Strona:PL Niedola Nibelungów.djvu/61

Ta strona została przepisana.

       285 Pomyślał: „Czy być może, by węzeł dozgonny
„Mnie te wdzięki przeznaczył? Szał to chyba płonny!
„Ale zrzec się? Nie! Raczej rozbrat z życiem całem!“
To bladł, to znów pokraśniał pod myśli nawałem.

       286 A tak pięknym był dzielny Zygmuntowic ninie,
Jakby go świadom sztuki mistrz na pergaminie
Wymalował, bo szczęściem i trwogą miotana
Cudownym wdziękiem postać zakwitła młodziana.

       287 Lecz już torują drogę dla niewieściej rzeszy.
Cofa się tłum i na bok ustąpić się spieszy
Rozradowawszy serce, nasyciwszy oczy.
A grono niewiast skromnie śród rycerzy kroczy.

       288 Gernot z cicha do króla przemówi w te słowa:
„Jest jeden, miły bracie, co wam w sercu chowa
„Miłość i drużbę wierną, toć i nam wypada
„Odwdzięczyć mu się za to, — niezgorsza to rada.

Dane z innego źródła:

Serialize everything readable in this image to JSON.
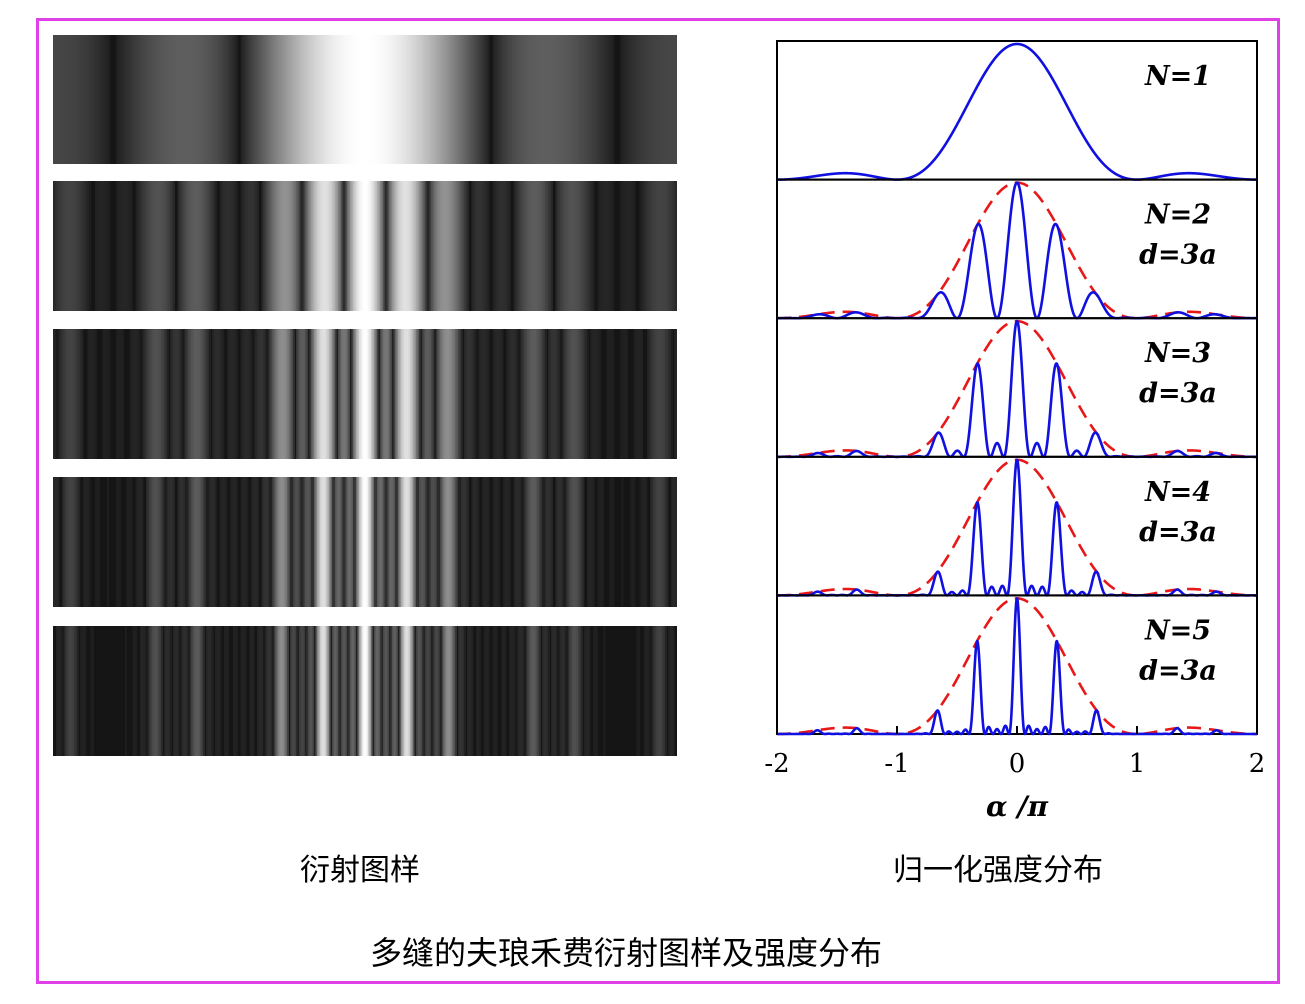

       289 „Nie zaszkodzi, gdy siostrze Zygfryd się pokłoni
„A ona go powita. Niech przystąpi do niej,
„Za usługi niech słowo usłyszy łaskawsze
„Z ust dzieweczki, a ręczę, już on nasz na zawsze!“

       290 Król nie wzbronił, więc kilku podeszło z drużyny
Do Zygfryda, radosne niosąc mu nowiny:
„Za wolą króla cześć was czeka znakomita!
„Przystąpcie, bo królewna głośno was powita.“

       291 Zadrżało młode serce, znikła z czoła bladość,
Zajęła duszę czysta, niezmącona radość:
Co w marzeniu tajemnem kryje się i chowa,
Mają ziścić kochanki powitalne słowa.